Goaty Tapes

Polonius – ‘Antique Marvel’
Polonius -—icon of holistic nether-music, mysterious one-man anti-band– assembles a far-reaching sonic universe on Antique Marvel. His songs are dense, immersive habitats: rhythms and pitches flutter and repeat like animal calls; ambience shifts like primordial mist. The album evolves as a series of phonic environments that feel at once ancient and techno-futuristic. Pre-lingual chants cradle the glint of space-age electronics, occult intonations are lit with the cheap light of a karaoke machine. Polonius commands a menagerie of tape loops and audio-bites that congeal as melodic ecosystems and disperse into tonal miasma. Antique Marvel assembles selections from the elusive Antique Fantasia suite, some of which already circulates quietly through freakier channels of the global subterranean; other parts remain as-yet unreleased. Consider this tape a speculative survey -— a future anthology that recollects the not-yet-heard. These are the conjurer’s most spellbinding articulations, sequenced across space-time.
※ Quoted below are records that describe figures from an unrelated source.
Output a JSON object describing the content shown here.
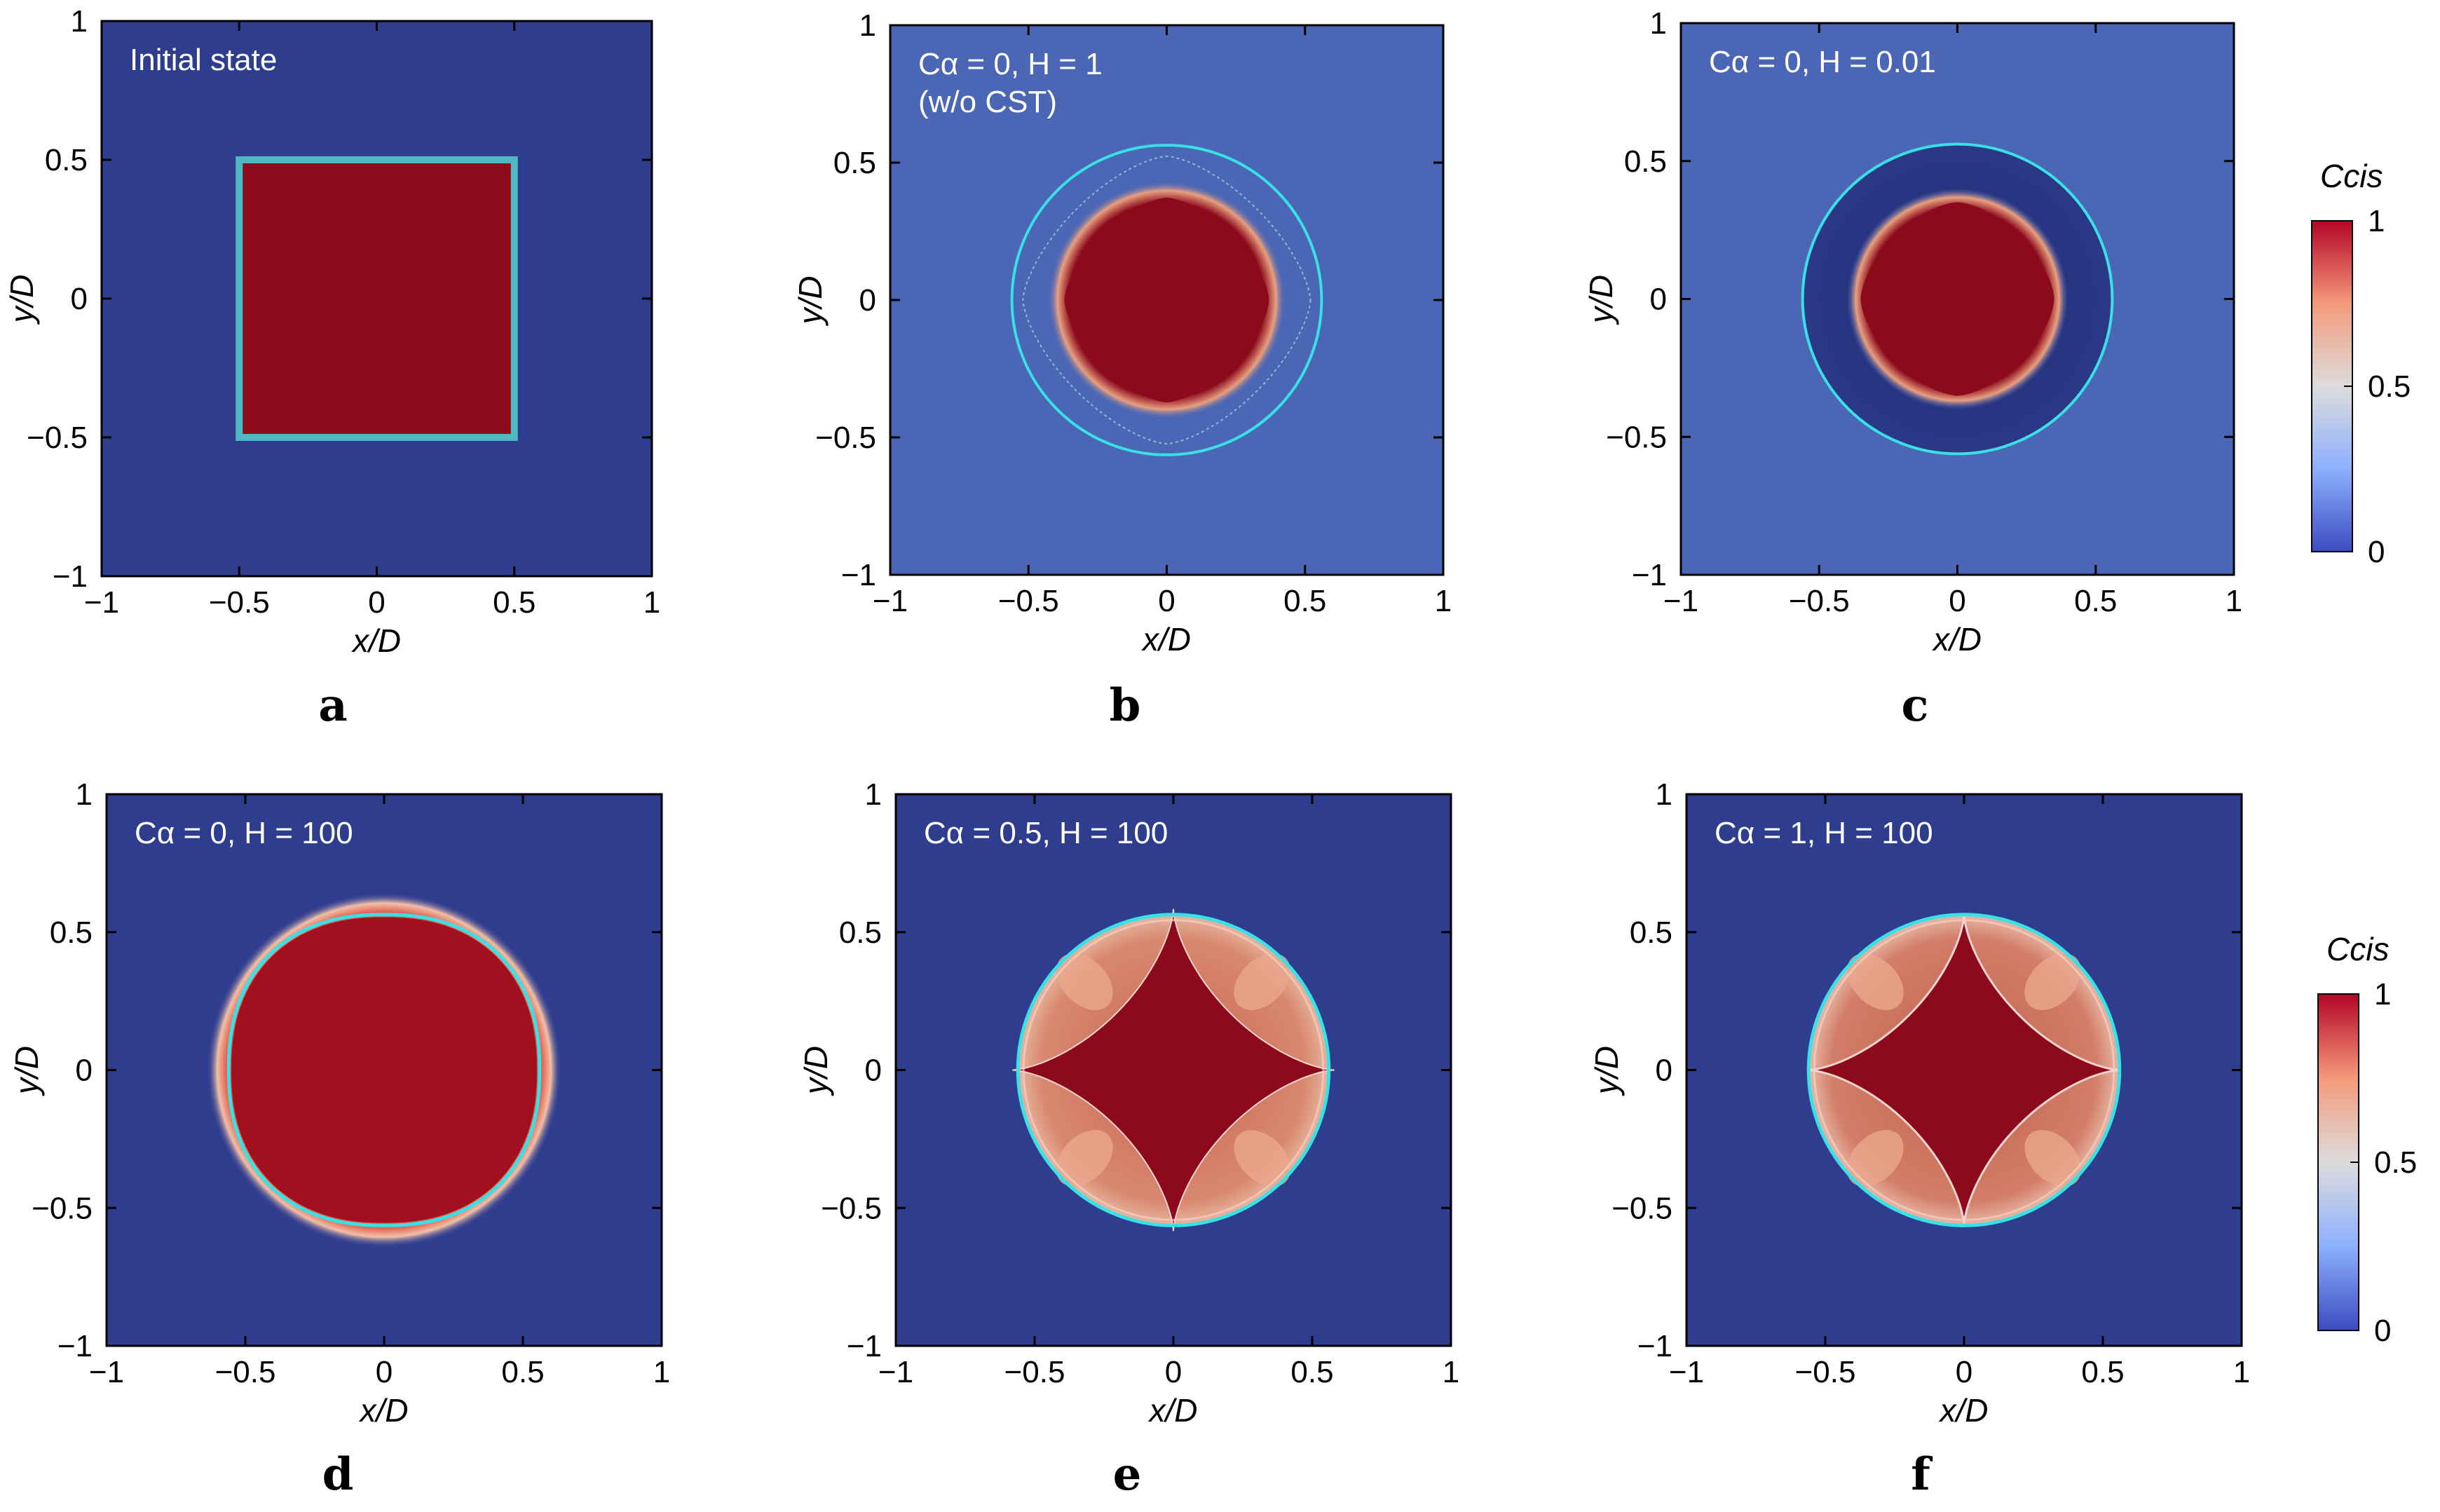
{
  "colors": {
    "background_blue": "#2f3d8f",
    "background_pale_blue": "#4a66b4",
    "core_red": "#8c0a1c",
    "contour_cyan": "#39e0e6",
    "colormap": [
      "#3b4cc0",
      "#8db0fe",
      "#dddcdc",
      "#f49a7b",
      "#b40426"
    ]
  },
  "chart_data": [
    {
      "panel": "a",
      "type": "heatmap",
      "annotation_lines": [
        "Initial state"
      ],
      "xlabel": "x/D",
      "ylabel": "y/D",
      "xlim": [
        -1,
        1
      ],
      "ylim": [
        -1,
        1
      ],
      "xticks": [
        "−1",
        "−0.5",
        "0",
        "0.5",
        "1"
      ],
      "yticks": [
        "1",
        "0.5",
        "0",
        "−0.5",
        "−1"
      ],
      "field": {
        "shape": "square",
        "half_width": 0.5,
        "inside_value": 1,
        "outside_value": 0.05
      },
      "colorbar": false
    },
    {
      "panel": "b",
      "type": "heatmap",
      "annotation_lines": [
        "Cα = 0, H = 1",
        "(w/o CST)"
      ],
      "xlabel": "x/D",
      "ylabel": "y/D",
      "xlim": [
        -1,
        1
      ],
      "ylim": [
        -1,
        1
      ],
      "xticks": [
        "−1",
        "−0.5",
        "0",
        "0.5",
        "1"
      ],
      "yticks": [
        "1",
        "0.5",
        "0",
        "−0.5",
        "−1"
      ],
      "field": {
        "shape": "rounded-diamond",
        "core_radius": 0.38,
        "outside_value": 0.2,
        "contour_radius": 0.56
      },
      "colorbar": false
    },
    {
      "panel": "c",
      "type": "heatmap",
      "annotation_lines": [
        "Cα = 0, H = 0.01"
      ],
      "xlabel": "x/D",
      "ylabel": "y/D",
      "xlim": [
        -1,
        1
      ],
      "ylim": [
        -1,
        1
      ],
      "xticks": [
        "−1",
        "−0.5",
        "0",
        "0.5",
        "1"
      ],
      "yticks": [
        "1",
        "0.5",
        "0",
        "−0.5",
        "−1"
      ],
      "field": {
        "shape": "rounded-diamond",
        "core_radius": 0.36,
        "outside_value": 0.22,
        "contour_radius": 0.56
      },
      "colorbar": {
        "label": "Ccis",
        "ticks": [
          "1",
          "0.5",
          "0"
        ]
      }
    },
    {
      "panel": "d",
      "type": "heatmap",
      "annotation_lines": [
        "Cα = 0, H = 100"
      ],
      "xlabel": "x/D",
      "ylabel": "y/D",
      "xlim": [
        -1,
        1
      ],
      "ylim": [
        -1,
        1
      ],
      "xticks": [
        "−1",
        "−0.5",
        "0",
        "0.5",
        "1"
      ],
      "yticks": [
        "1",
        "0.5",
        "0",
        "−0.5",
        "−1"
      ],
      "field": {
        "shape": "rounded-square",
        "core_radius": 0.55,
        "outside_value": 0.05,
        "contour_radius": 0.56
      },
      "colorbar": false
    },
    {
      "panel": "e",
      "type": "heatmap",
      "annotation_lines": [
        "Cα = 0.5, H = 100"
      ],
      "xlabel": "x/D",
      "ylabel": "y/D",
      "xlim": [
        -1,
        1
      ],
      "ylim": [
        -1,
        1
      ],
      "xticks": [
        "−1",
        "−0.5",
        "0",
        "0.5",
        "1"
      ],
      "yticks": [
        "1",
        "0.5",
        "0",
        "−0.5",
        "−1"
      ],
      "field": {
        "shape": "circle-with-star-core",
        "core_radius": 0.55,
        "outside_value": 0.05,
        "contour_radius": 0.56
      },
      "colorbar": false
    },
    {
      "panel": "f",
      "type": "heatmap",
      "annotation_lines": [
        "Cα = 1, H = 100"
      ],
      "xlabel": "x/D",
      "ylabel": "y/D",
      "xlim": [
        -1,
        1
      ],
      "ylim": [
        -1,
        1
      ],
      "xticks": [
        "−1",
        "−0.5",
        "0",
        "0.5",
        "1"
      ],
      "yticks": [
        "1",
        "0.5",
        "0",
        "−0.5",
        "−1"
      ],
      "field": {
        "shape": "circle-with-star-core",
        "core_radius": 0.55,
        "outside_value": 0.05,
        "contour_radius": 0.56
      },
      "colorbar": {
        "label": "Ccis",
        "ticks": [
          "1",
          "0.5",
          "0"
        ]
      }
    }
  ]
}
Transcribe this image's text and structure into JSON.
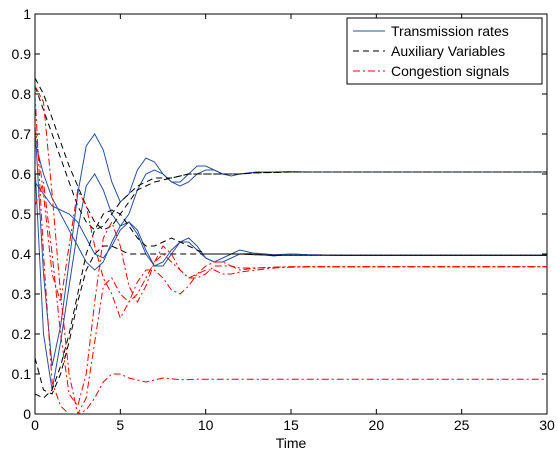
{
  "chart_data": {
    "type": "line",
    "title": "",
    "xlabel": "Time",
    "ylabel": "",
    "xlim": [
      0,
      30
    ],
    "ylim": [
      0,
      1
    ],
    "xticks": [
      "0",
      "5",
      "10",
      "15",
      "20",
      "25",
      "30"
    ],
    "yticks": [
      "0",
      "0.1",
      "0.2",
      "0.3",
      "0.4",
      "0.5",
      "0.6",
      "0.7",
      "0.8",
      "0.9",
      "1"
    ],
    "grid": false,
    "legend_position": "top-right",
    "legend": [
      {
        "label": "Transmission rates",
        "color": "#2b4f9e",
        "style": "solid"
      },
      {
        "label": "Auxiliary Variables",
        "color": "#000000",
        "style": "dashed"
      },
      {
        "label": "Congestion signals",
        "color": "#ff0000",
        "style": "dashdot"
      }
    ],
    "series": [
      {
        "group": "Transmission rates",
        "x": [
          0,
          0.5,
          1,
          1.5,
          2,
          2.5,
          3,
          3.5,
          4,
          4.5,
          5,
          5.5,
          6,
          6.5,
          7,
          7.5,
          8,
          8.5,
          9,
          9.5,
          10,
          10.5,
          11,
          11.5,
          12,
          13,
          14,
          15,
          16,
          18,
          20,
          25,
          30
        ],
        "values": [
          0.72,
          0.35,
          0.12,
          0.22,
          0.38,
          0.55,
          0.67,
          0.7,
          0.66,
          0.58,
          0.53,
          0.55,
          0.61,
          0.64,
          0.63,
          0.6,
          0.58,
          0.58,
          0.6,
          0.62,
          0.62,
          0.61,
          0.6,
          0.595,
          0.6,
          0.605,
          0.605,
          0.606,
          0.605,
          0.605,
          0.605,
          0.605,
          0.605
        ]
      },
      {
        "group": "Transmission rates",
        "x": [
          0,
          0.5,
          1,
          1.5,
          2,
          2.5,
          3,
          3.5,
          4,
          4.5,
          5,
          5.5,
          6,
          6.5,
          7,
          7.5,
          8,
          8.5,
          9,
          9.5,
          10,
          10.5,
          11,
          11.5,
          12,
          13,
          14,
          15,
          16,
          18,
          20,
          25,
          30
        ],
        "values": [
          0.62,
          0.2,
          0.06,
          0.18,
          0.32,
          0.46,
          0.57,
          0.6,
          0.56,
          0.5,
          0.47,
          0.5,
          0.56,
          0.6,
          0.61,
          0.6,
          0.58,
          0.57,
          0.58,
          0.6,
          0.61,
          0.61,
          0.6,
          0.6,
          0.6,
          0.605,
          0.605,
          0.605,
          0.605,
          0.605,
          0.605,
          0.605,
          0.605
        ]
      },
      {
        "group": "Transmission rates",
        "x": [
          0,
          0.5,
          1,
          1.5,
          2,
          2.5,
          3,
          3.5,
          4,
          4.5,
          5,
          5.5,
          6,
          6.5,
          7,
          7.5,
          8,
          8.5,
          9,
          9.5,
          10,
          10.5,
          11,
          11.5,
          12,
          13,
          14,
          15,
          16,
          18,
          20,
          25,
          30
        ],
        "values": [
          0.58,
          0.55,
          0.52,
          0.51,
          0.5,
          0.48,
          0.44,
          0.4,
          0.39,
          0.42,
          0.46,
          0.48,
          0.45,
          0.4,
          0.37,
          0.38,
          0.41,
          0.43,
          0.43,
          0.41,
          0.39,
          0.38,
          0.39,
          0.4,
          0.41,
          0.4,
          0.395,
          0.4,
          0.398,
          0.397,
          0.397,
          0.397,
          0.397
        ]
      },
      {
        "group": "Transmission rates",
        "x": [
          0,
          0.5,
          1,
          1.5,
          2,
          2.5,
          3,
          3.5,
          4,
          4.5,
          5,
          5.5,
          6,
          6.5,
          7,
          7.5,
          8,
          8.5,
          9,
          9.5,
          10,
          10.5,
          11,
          11.5,
          12,
          13,
          14,
          15,
          16,
          18,
          20,
          25,
          30
        ],
        "values": [
          0.68,
          0.6,
          0.54,
          0.5,
          0.46,
          0.42,
          0.38,
          0.36,
          0.38,
          0.43,
          0.47,
          0.48,
          0.46,
          0.41,
          0.37,
          0.37,
          0.4,
          0.43,
          0.44,
          0.42,
          0.39,
          0.38,
          0.38,
          0.39,
          0.4,
          0.402,
          0.398,
          0.4,
          0.398,
          0.397,
          0.397,
          0.397,
          0.397
        ]
      },
      {
        "group": "Auxiliary Variables",
        "x": [
          0,
          0.5,
          1,
          1.5,
          2,
          2.5,
          3,
          3.5,
          4,
          4.5,
          5,
          5.5,
          6,
          6.5,
          7,
          7.5,
          8,
          8.5,
          9,
          9.5,
          10,
          10.5,
          11,
          11.5,
          12,
          13,
          14,
          15,
          16,
          18,
          20,
          25,
          30
        ],
        "values": [
          0.84,
          0.8,
          0.74,
          0.68,
          0.62,
          0.57,
          0.52,
          0.48,
          0.46,
          0.47,
          0.5,
          0.53,
          0.56,
          0.57,
          0.58,
          0.585,
          0.59,
          0.595,
          0.6,
          0.6,
          0.6,
          0.6,
          0.6,
          0.6,
          0.6,
          0.603,
          0.604,
          0.605,
          0.605,
          0.605,
          0.605,
          0.605,
          0.605
        ]
      },
      {
        "group": "Auxiliary Variables",
        "x": [
          0,
          0.5,
          1,
          1.5,
          2,
          2.5,
          3,
          3.5,
          4,
          4.5,
          5,
          5.5,
          6,
          6.5,
          7,
          7.5,
          8,
          8.5,
          9,
          9.5,
          10,
          10.5,
          11,
          11.5,
          12,
          13,
          14,
          15,
          16,
          18,
          20,
          25,
          30
        ],
        "values": [
          0.82,
          0.76,
          0.7,
          0.64,
          0.58,
          0.52,
          0.48,
          0.46,
          0.47,
          0.5,
          0.53,
          0.55,
          0.57,
          0.58,
          0.59,
          0.59,
          0.59,
          0.595,
          0.6,
          0.6,
          0.6,
          0.6,
          0.6,
          0.6,
          0.6,
          0.603,
          0.604,
          0.605,
          0.605,
          0.605,
          0.605,
          0.605,
          0.605
        ]
      },
      {
        "group": "Auxiliary Variables",
        "x": [
          0,
          0.5,
          1,
          1.5,
          2,
          2.5,
          3,
          3.5,
          4,
          4.5,
          5,
          5.5,
          6,
          6.5,
          7,
          7.5,
          8,
          8.5,
          9,
          9.5,
          10,
          10.5,
          11,
          11.5,
          12,
          13,
          14,
          15,
          16,
          18,
          20,
          25,
          30
        ],
        "values": [
          0.14,
          0.06,
          0.05,
          0.1,
          0.18,
          0.28,
          0.36,
          0.4,
          0.42,
          0.42,
          0.41,
          0.4,
          0.4,
          0.4,
          0.4,
          0.4,
          0.4,
          0.4,
          0.4,
          0.4,
          0.4,
          0.4,
          0.4,
          0.4,
          0.4,
          0.398,
          0.397,
          0.397,
          0.397,
          0.397,
          0.397,
          0.397,
          0.397
        ]
      },
      {
        "group": "Auxiliary Variables",
        "x": [
          0,
          0.5,
          1,
          1.5,
          2,
          2.5,
          3,
          3.5,
          4,
          4.5,
          5,
          5.5,
          6,
          6.5,
          7,
          7.5,
          8,
          8.5,
          9,
          9.5,
          10,
          10.5,
          11,
          11.5,
          12,
          13,
          14,
          15,
          16,
          18,
          20,
          25,
          30
        ],
        "values": [
          0.05,
          0.04,
          0.06,
          0.12,
          0.2,
          0.3,
          0.4,
          0.46,
          0.5,
          0.51,
          0.5,
          0.47,
          0.44,
          0.42,
          0.42,
          0.43,
          0.44,
          0.43,
          0.42,
          0.41,
          0.4,
          0.4,
          0.4,
          0.4,
          0.4,
          0.398,
          0.397,
          0.397,
          0.397,
          0.397,
          0.397,
          0.397,
          0.397
        ]
      },
      {
        "group": "Congestion signals",
        "x": [
          0,
          0.5,
          1,
          1.5,
          2,
          2.5,
          3,
          3.5,
          4,
          4.5,
          5,
          5.5,
          6,
          6.5,
          7,
          7.5,
          8,
          8.5,
          9,
          9.5,
          10,
          10.5,
          11,
          11.5,
          12,
          13,
          14,
          15,
          16,
          18,
          20,
          25,
          30
        ],
        "values": [
          0.52,
          0.58,
          0.4,
          0.2,
          0.05,
          0.02,
          0.1,
          0.28,
          0.44,
          0.48,
          0.42,
          0.32,
          0.28,
          0.32,
          0.38,
          0.42,
          0.4,
          0.36,
          0.34,
          0.35,
          0.37,
          0.38,
          0.38,
          0.37,
          0.365,
          0.365,
          0.367,
          0.368,
          0.368,
          0.368,
          0.368,
          0.368,
          0.368
        ]
      },
      {
        "group": "Congestion signals",
        "x": [
          0,
          0.5,
          1,
          1.5,
          2,
          2.5,
          3,
          3.5,
          4,
          4.5,
          5,
          5.5,
          6,
          6.5,
          7,
          7.5,
          8,
          8.5,
          9,
          9.5,
          10,
          10.5,
          11,
          11.5,
          12,
          13,
          14,
          15,
          16,
          18,
          20,
          25,
          30
        ],
        "values": [
          0.82,
          0.78,
          0.55,
          0.3,
          0.1,
          0.0,
          0.04,
          0.18,
          0.32,
          0.34,
          0.3,
          0.28,
          0.3,
          0.34,
          0.38,
          0.4,
          0.38,
          0.36,
          0.34,
          0.34,
          0.35,
          0.37,
          0.37,
          0.37,
          0.36,
          0.365,
          0.367,
          0.368,
          0.368,
          0.368,
          0.368,
          0.368,
          0.368
        ]
      },
      {
        "group": "Congestion signals",
        "x": [
          0,
          0.5,
          1,
          1.5,
          2,
          2.5,
          3,
          3.5,
          4,
          4.5,
          5,
          5.5,
          6,
          6.5,
          7,
          7.5,
          8,
          8.5,
          9,
          9.5,
          10,
          10.5,
          11,
          11.5,
          12,
          13,
          14,
          15,
          16,
          18,
          20,
          25,
          30
        ],
        "values": [
          0.72,
          0.55,
          0.35,
          0.28,
          0.42,
          0.56,
          0.52,
          0.42,
          0.34,
          0.3,
          0.24,
          0.28,
          0.33,
          0.36,
          0.36,
          0.34,
          0.31,
          0.3,
          0.32,
          0.35,
          0.36,
          0.36,
          0.35,
          0.35,
          0.355,
          0.36,
          0.365,
          0.367,
          0.368,
          0.368,
          0.368,
          0.368,
          0.368
        ]
      },
      {
        "group": "Congestion signals",
        "x": [
          0,
          0.5,
          1,
          1.5,
          2,
          2.5,
          3,
          3.5,
          4,
          4.5,
          5,
          5.5,
          6,
          6.5,
          7,
          7.5,
          8,
          8.5,
          9,
          9.5,
          10,
          10.5,
          11,
          11.5,
          12,
          13,
          14,
          15,
          16,
          18,
          20,
          25,
          30
        ],
        "values": [
          0.8,
          0.4,
          0.08,
          0.02,
          0.0,
          0.0,
          0.01,
          0.04,
          0.08,
          0.1,
          0.1,
          0.09,
          0.085,
          0.08,
          0.085,
          0.09,
          0.088,
          0.086,
          0.086,
          0.087,
          0.087,
          0.087,
          0.087,
          0.087,
          0.087,
          0.087,
          0.087,
          0.087,
          0.087,
          0.087,
          0.087,
          0.087,
          0.087
        ]
      }
    ]
  }
}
Die Welttraumforscher – ‘Die Lieder: 1981, 1983, 1986’
Die Lieder compiles early recordings by Die Welttraumforscher, the audio-visual avatar of Swiss native Christian Pfluger. Pfluger has spent the last thirty years refining a curious brand of hypnotic, experimental pop. His discography plots the story of the “world dream researchers”—benevolent aliens who visit Earth and deposit clues to an enlightened intergalactic culture. Each album cultivates this core mythology with new lyrical episodes, sonic excursions, and Pfluger’s pen and ink illustrations. Side A of Die Lieder presents selections from Vanidras Kult (1981) and Reise Nach Bretzelberg (1983). These are Pfluger’s earliest albums, made up of dreamy vignettes that fuse toy keyboards and lo-fi atmospherics. They are the cream of first-wave bedroom messthetics, with an eerie acoustic ambience equally at home among the more cosmic folk revivalists. Side B presents selections from the legendary Binika (1986) and ends with the pop masterpiece This Could be the Greatest Love in Town. Here, Die Welttraumforscher shifts toward bona-fide synth-pop, equal parts casio minimalism and lush, stumbling balladry. The tape includes an accordion booklet with liner notes by Pfluger -— reminiscences delivered with an endearing, casual sincerity. As much for die-hard Welttraum-heads as for the uninitiated, Die Lieder is a singular journey through Pfluger’s emergent musical cosmos and the early years of the Swiss bedroom underground.